December 29, 2017, 5:29 pm
Uber and SoftBank announced a deal Thursday allowing the Japanese tech titan to take a large stake in the US ridesharing giant, making a hefty cut in the valuation of the biggest venture-backed startup.
SoftBank will acquire 15 percent of Uber’s equity at a discount of 30 percent from its most recent value, according to a source familiar with the terms of the deal.
The new investment, which will be finalized in January, is part of an effort by Uber to move past a series of scandals and missteps and reform its board structure as it gears up for a 2019 public share offering.
A source familiar with the deal said SoftBank had reached agreements with investors to achieve its target of a 15 percent share.
The two firms did not provide details of the valuation but the source said the investment was based on Uber’s worth of $48 billion, down from $71 billion earlier this year.
“We look forward to working with the purchasers to close the overall transaction, which we expect to support our technology investments, fuel our growth, and strengthen our corporate governance,” Uber said in an emailed statement.

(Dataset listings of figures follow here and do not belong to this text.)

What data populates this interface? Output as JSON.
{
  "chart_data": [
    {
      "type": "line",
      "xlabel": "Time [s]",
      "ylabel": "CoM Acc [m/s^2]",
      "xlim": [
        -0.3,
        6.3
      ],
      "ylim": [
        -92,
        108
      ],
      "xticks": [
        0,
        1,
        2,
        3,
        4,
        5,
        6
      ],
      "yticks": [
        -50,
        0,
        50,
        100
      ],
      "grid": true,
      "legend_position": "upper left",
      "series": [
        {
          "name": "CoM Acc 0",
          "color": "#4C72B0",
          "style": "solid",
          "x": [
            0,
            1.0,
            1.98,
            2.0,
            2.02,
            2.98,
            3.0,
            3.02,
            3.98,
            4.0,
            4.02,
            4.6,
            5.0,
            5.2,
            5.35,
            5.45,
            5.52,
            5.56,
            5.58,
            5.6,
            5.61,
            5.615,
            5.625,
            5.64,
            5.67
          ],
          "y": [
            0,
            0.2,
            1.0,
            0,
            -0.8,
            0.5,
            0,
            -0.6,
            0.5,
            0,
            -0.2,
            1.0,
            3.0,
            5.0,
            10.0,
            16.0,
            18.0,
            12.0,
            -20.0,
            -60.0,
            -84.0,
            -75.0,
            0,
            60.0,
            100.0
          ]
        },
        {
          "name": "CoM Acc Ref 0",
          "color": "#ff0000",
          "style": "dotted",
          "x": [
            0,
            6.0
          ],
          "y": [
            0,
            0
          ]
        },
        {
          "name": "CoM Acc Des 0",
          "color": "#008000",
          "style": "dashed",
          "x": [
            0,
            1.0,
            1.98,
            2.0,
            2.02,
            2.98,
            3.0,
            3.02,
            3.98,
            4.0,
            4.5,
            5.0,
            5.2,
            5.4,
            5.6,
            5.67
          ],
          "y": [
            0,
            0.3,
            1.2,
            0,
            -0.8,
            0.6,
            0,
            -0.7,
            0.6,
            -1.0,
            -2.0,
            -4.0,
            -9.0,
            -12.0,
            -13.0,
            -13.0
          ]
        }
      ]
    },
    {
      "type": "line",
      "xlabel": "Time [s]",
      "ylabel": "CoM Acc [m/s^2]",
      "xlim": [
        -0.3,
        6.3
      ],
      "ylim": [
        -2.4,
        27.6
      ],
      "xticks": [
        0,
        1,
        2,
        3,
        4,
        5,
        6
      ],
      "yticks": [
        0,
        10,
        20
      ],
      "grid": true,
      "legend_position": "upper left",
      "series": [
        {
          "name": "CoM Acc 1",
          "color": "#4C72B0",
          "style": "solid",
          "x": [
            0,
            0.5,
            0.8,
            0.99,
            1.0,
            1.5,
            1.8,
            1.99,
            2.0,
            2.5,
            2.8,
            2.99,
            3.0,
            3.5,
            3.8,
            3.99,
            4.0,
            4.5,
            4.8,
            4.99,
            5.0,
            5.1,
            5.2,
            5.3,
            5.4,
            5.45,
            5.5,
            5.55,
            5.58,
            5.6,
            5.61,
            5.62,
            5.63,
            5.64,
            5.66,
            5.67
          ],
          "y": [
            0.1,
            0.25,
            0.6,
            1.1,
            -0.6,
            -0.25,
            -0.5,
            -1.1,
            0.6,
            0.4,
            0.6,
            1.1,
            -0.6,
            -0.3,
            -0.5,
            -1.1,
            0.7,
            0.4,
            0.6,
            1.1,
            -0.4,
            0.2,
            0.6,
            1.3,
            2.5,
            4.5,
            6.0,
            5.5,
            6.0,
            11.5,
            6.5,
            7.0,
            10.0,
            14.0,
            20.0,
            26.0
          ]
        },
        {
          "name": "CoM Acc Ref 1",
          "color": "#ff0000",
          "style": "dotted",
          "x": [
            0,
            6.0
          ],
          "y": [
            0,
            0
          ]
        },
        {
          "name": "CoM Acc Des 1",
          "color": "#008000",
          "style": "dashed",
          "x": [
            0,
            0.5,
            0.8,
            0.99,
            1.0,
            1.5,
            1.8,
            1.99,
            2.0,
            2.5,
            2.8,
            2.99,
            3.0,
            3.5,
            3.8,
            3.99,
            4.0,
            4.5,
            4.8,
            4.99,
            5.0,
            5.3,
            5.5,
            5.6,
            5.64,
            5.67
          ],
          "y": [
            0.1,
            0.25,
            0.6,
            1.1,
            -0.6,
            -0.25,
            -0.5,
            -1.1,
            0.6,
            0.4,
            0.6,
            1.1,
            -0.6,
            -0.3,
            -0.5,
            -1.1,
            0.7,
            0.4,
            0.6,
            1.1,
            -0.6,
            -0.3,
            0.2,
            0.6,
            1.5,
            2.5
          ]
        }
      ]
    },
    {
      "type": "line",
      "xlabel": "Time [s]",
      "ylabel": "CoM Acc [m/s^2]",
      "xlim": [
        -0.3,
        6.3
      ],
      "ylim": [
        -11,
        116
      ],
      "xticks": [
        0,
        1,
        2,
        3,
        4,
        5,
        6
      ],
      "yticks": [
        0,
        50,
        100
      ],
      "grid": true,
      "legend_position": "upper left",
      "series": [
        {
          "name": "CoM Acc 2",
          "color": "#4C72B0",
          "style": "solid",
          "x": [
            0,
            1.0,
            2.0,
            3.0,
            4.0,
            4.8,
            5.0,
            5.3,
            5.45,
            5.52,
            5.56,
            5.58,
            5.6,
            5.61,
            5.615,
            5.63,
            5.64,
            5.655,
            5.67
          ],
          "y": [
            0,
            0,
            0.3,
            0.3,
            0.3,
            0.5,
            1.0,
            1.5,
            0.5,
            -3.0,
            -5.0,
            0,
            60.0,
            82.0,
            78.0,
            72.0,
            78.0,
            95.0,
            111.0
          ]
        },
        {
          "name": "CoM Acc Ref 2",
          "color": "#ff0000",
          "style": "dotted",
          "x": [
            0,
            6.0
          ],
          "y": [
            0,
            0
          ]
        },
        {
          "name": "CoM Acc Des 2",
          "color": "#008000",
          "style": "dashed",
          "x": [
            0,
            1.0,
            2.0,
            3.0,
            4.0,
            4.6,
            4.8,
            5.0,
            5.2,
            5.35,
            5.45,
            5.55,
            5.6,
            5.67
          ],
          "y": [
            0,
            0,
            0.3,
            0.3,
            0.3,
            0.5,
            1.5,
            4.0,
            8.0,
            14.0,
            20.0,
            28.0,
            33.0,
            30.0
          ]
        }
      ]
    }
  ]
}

A separate statement from Rajeev Misra, chief executive of SoftBank Investment Advisers, said, “We are appreciative of the support from Uber’s shareholders in the successful tender offer and look forward to closing the overall investment in January.”
“We have tremendous confidence in Uber’s leadership and employees and are excited to support Uber as it continues to reinvent how people and goods are transported around the world,” he added.
The source said SoftBank’s total investment in Uber will amount to $7.7 billion including a $1 billion infusion announced earlier this year.